Since 2018, the US and China imposed an escalating series of tariffs on each other's imports. Certain aircraft parts and components that Boeing procures are subject to these tariffs. The US and China entered into phase one agreement in January 2020. However, implementation of this agreement is incomplete and overall diplomatic relations between the US and China have deteriorated, according to the fiscal report from Boeing.

We continue monitoring developments for potential adverse impacts to the company, the fiscal report said.

Market confidence 

Deputy director of Civil Aviation Administration of China (CAAC) Hu Zhenjiang met with president of Honeywell China on Wednesday, with the two parties discussing the application trends for new aviation safety technologies. 

Further, more carriers also vowed to increase seats between China and the US, after the US eased travel bans on Chinese students on Monday.

Delta Air Lines confirmed to Global Times on Thursday that its US-China seat capacity will increase from May 1 or this Saturday.

The Atlanta-based carrier said it will reopen middle seats to passengers on all flights between China and the US, which will increase the total seat capacity by nearly 20 percent. 

Middle seats have been blocked to ensure social distancing between passengers since April 2020.

Delta will also resume service between Seattle and Shanghai on May 1, two flights per week, while operating another two weekly flights between Detroit and Shanghai, thus becoming the only carrier that will offer gateways to China from the east and the US Midwest.

The carrier is operating four weekly flights between Shanghai and the US via Seoul, based on an agreement between China and the US. 

Wong Hong, Delta's president of China operations, said he hopes that there will be more (increased flights) opportunities throughout the second half of the year.

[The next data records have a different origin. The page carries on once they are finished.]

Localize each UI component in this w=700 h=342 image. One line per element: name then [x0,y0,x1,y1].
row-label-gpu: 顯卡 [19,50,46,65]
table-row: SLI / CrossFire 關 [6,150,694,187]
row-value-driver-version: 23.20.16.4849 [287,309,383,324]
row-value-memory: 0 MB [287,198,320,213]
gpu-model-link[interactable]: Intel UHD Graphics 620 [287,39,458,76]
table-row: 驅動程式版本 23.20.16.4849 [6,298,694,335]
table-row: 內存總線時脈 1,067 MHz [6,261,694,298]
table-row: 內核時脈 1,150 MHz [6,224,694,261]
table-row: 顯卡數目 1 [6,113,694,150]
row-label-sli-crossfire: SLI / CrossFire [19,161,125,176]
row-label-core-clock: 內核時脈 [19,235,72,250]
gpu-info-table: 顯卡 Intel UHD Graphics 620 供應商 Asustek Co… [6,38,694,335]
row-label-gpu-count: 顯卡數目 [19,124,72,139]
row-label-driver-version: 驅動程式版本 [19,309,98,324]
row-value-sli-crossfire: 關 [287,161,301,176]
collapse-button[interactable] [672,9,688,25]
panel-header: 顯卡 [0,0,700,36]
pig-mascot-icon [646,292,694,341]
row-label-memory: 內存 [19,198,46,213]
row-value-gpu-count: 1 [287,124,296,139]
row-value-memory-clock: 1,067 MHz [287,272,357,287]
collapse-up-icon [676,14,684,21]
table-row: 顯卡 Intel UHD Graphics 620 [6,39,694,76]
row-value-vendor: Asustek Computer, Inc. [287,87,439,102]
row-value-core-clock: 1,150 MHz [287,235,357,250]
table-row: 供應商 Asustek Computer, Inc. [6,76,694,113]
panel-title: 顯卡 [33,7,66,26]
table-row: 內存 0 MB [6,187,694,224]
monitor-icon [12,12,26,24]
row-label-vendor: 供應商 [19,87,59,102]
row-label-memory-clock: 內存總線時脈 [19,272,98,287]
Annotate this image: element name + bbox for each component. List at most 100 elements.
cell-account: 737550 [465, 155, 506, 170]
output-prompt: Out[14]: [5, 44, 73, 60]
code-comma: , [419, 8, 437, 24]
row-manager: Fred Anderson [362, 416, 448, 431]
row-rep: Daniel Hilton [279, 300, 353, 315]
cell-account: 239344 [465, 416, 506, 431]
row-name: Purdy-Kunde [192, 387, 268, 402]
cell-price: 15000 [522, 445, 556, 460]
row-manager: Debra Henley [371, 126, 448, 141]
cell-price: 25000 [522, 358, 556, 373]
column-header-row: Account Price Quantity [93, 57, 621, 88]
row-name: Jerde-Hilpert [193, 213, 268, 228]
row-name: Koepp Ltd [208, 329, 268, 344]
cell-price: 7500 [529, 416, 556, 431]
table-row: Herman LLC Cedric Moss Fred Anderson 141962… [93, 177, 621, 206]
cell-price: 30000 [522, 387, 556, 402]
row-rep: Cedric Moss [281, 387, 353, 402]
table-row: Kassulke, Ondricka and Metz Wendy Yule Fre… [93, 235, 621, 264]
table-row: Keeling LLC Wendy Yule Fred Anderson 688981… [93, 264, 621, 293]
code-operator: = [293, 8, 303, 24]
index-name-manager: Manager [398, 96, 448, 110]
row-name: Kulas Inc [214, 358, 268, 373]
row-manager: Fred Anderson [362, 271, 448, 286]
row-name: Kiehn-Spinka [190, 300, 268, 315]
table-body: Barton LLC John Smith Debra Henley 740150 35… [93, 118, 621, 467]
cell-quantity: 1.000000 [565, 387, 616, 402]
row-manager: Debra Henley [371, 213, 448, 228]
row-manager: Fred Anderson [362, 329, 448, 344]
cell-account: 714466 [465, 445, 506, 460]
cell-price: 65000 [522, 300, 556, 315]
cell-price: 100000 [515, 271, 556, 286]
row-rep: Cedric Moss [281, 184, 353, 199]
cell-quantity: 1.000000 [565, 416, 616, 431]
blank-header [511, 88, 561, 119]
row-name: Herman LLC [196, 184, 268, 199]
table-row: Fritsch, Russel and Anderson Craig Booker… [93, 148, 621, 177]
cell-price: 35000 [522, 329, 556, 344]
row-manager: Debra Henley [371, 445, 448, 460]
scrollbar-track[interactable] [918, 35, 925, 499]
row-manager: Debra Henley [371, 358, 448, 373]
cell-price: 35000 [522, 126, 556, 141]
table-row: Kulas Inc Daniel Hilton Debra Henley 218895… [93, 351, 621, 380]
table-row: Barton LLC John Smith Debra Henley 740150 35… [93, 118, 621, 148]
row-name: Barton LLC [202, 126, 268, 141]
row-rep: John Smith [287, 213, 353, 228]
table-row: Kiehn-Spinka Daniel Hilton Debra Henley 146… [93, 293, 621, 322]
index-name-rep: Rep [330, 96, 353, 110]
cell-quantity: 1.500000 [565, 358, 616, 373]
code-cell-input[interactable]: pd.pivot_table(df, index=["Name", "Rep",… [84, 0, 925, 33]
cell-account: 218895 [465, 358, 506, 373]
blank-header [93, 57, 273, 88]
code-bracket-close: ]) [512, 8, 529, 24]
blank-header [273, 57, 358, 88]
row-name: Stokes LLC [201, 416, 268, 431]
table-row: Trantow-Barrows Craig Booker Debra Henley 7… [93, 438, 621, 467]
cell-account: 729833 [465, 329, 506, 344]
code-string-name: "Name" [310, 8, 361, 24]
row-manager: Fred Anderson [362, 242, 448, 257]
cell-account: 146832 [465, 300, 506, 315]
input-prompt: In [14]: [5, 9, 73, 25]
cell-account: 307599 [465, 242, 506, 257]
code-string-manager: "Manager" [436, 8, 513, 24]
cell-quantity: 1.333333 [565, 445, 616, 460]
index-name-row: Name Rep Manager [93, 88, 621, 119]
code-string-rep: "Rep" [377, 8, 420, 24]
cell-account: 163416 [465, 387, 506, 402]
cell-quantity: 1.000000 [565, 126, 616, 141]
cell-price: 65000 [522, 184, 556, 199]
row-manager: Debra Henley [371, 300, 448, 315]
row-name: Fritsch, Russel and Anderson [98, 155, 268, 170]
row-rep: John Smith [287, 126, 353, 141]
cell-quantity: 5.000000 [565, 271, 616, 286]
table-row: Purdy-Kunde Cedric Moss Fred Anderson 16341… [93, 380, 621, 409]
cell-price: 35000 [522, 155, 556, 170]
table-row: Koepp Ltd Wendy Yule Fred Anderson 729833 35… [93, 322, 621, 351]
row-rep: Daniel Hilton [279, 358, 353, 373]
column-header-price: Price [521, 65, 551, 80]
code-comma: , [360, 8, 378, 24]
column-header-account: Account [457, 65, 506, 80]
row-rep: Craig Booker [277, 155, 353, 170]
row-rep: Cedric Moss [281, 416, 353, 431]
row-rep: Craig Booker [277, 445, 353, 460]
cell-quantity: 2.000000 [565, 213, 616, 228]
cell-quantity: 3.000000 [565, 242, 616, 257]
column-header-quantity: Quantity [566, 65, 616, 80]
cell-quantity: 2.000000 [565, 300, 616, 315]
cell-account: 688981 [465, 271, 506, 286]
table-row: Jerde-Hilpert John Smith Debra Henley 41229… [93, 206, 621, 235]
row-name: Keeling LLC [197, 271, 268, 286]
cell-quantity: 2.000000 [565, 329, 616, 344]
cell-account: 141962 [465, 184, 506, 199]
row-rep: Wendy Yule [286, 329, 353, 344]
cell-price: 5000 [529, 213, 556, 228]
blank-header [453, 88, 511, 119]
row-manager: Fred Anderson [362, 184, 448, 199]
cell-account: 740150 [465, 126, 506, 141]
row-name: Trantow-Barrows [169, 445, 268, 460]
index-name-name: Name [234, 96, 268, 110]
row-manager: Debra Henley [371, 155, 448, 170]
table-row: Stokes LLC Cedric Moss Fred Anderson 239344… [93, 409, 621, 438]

With the arrival of the summer vacation, the passenger load factor of flights from the US to China will further increase, mainly due to Chinese students returning to China. Therefore, it is hoped that the Sino-US routes can further relax the capacity restrictions, Wong said, but he said this will mainly depend on the development of the epidemic, and the coverage rate of vaccine.

China's Foreign Ministry said that China is also coordinating on receiving foreign students in China for academic programs on the premise of ensuring safety against the COVID-19 epidemic, and will work with relevant parties to jointly promote in-person exchanges with the international community.